As Harley-Davidson looks to appoint a new Chief Executive Officer after Matt Levatich stepped down from the post last month, the board of the iconic American motorcycle brand is facing a potential proxy fight. One of Harley-Davidson’s investors, called Impala Asset Management, is now looking to install two directors at America’s best-known motorcycle brand. Impala, a 1.2 per cent shareholder in Harley-Davidson, has filed a proxy statement that claims that former CEO Levatich was fired shortly after Impala expressed concerns with the direction of the company.
According to the $2.8 billion hedge fund, “Impala approached the Board and advocated for the removal of then CEO Levatich and a modest refresh of the Board itself. We believed then, and still believe, that the Company underperformed its potential under Mr. Levatich and that the Board should have taken action on its own.”
Impala blames the decline of the Harley-Davidson brand in recent years on poor marketing decisions, the move to close the Kansas City plant and the board reacting slowly to a changing market. Impala says in recent years, it had grown concerned about the leadership and strategic direction of Harley-Davidson. Two potential options put forward by Impala to supersede Levatic have been been rejected by Harley-Davidson. Instead, Harley has placed Jochen Zeitz as interim CEO.

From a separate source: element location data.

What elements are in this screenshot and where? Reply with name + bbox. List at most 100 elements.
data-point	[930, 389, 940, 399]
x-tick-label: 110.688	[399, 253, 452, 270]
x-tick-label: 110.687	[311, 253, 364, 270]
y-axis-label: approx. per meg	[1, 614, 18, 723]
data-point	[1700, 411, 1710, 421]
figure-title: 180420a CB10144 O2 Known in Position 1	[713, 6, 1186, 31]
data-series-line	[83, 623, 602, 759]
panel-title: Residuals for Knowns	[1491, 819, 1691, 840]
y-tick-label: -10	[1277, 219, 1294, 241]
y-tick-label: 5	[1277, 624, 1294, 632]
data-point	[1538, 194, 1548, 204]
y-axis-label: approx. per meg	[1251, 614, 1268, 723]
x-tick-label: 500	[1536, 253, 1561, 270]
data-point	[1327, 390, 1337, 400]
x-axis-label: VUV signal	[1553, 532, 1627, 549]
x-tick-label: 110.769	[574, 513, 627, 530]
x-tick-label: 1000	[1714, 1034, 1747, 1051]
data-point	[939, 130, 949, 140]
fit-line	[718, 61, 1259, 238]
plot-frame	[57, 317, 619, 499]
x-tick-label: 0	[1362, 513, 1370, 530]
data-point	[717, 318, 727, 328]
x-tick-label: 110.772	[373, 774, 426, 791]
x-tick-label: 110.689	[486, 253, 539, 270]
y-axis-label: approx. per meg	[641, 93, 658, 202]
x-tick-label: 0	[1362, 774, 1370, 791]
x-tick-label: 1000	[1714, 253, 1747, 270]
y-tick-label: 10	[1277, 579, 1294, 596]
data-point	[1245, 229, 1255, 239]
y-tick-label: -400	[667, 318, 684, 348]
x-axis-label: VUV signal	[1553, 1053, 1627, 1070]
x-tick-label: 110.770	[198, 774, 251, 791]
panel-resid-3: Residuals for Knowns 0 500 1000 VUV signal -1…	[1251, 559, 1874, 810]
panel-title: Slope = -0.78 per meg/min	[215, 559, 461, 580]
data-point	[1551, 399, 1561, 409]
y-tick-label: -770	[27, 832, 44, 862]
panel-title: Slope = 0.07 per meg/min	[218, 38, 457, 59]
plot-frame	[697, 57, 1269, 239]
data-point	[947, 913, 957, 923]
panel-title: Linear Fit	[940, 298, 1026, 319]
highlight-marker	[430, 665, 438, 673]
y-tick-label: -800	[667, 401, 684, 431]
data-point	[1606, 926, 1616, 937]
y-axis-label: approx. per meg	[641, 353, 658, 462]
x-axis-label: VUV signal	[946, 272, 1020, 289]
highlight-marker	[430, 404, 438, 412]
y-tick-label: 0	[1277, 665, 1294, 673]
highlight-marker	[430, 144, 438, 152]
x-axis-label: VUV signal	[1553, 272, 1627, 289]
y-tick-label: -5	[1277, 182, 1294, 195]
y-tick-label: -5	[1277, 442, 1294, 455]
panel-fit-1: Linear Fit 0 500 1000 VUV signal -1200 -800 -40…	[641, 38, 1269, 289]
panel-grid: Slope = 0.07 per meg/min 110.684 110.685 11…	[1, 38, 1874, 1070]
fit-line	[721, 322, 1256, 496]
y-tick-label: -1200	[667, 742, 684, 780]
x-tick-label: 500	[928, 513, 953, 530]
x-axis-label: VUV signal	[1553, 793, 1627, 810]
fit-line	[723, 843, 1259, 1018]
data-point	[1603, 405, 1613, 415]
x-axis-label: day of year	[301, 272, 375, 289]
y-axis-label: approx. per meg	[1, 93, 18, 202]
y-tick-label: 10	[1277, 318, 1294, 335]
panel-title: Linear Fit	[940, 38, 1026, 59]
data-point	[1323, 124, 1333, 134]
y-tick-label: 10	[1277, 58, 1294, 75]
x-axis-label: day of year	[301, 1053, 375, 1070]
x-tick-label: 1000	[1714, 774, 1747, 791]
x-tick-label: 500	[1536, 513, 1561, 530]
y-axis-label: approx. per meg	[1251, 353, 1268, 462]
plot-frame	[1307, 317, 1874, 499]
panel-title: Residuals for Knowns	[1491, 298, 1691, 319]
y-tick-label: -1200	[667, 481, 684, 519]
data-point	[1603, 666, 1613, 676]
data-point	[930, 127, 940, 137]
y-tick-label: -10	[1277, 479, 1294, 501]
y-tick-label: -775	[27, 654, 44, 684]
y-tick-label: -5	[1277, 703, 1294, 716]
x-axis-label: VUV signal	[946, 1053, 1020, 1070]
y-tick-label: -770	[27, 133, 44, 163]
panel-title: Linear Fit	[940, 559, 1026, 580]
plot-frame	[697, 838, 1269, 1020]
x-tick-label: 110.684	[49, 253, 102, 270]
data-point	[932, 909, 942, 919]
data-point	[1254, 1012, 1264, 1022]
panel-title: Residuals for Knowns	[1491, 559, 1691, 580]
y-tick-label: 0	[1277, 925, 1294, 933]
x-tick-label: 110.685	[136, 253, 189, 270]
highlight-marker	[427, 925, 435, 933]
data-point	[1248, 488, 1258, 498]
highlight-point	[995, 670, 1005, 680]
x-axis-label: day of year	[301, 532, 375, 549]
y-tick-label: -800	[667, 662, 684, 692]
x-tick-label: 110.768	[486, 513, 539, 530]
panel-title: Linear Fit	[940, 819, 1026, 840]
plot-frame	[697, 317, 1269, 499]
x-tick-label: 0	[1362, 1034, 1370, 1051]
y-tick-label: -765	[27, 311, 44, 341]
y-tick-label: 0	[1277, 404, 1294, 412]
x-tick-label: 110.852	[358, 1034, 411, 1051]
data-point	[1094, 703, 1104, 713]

“We believe the candidates proposed by Impala would not add additional skills or diversity to the board as their stated skill sets are already well-represented among our nine candidates. We are confident that we have the right leadership and the right strategy in place to continue creating value for shareholders and to achieve Harley-Davidson’s long-term strategic objectives.”
Impala has criticized the company for losing market share and the board for being slow fixing poor returns. It also pushed for ouster of former CEO Matt Levatich in January.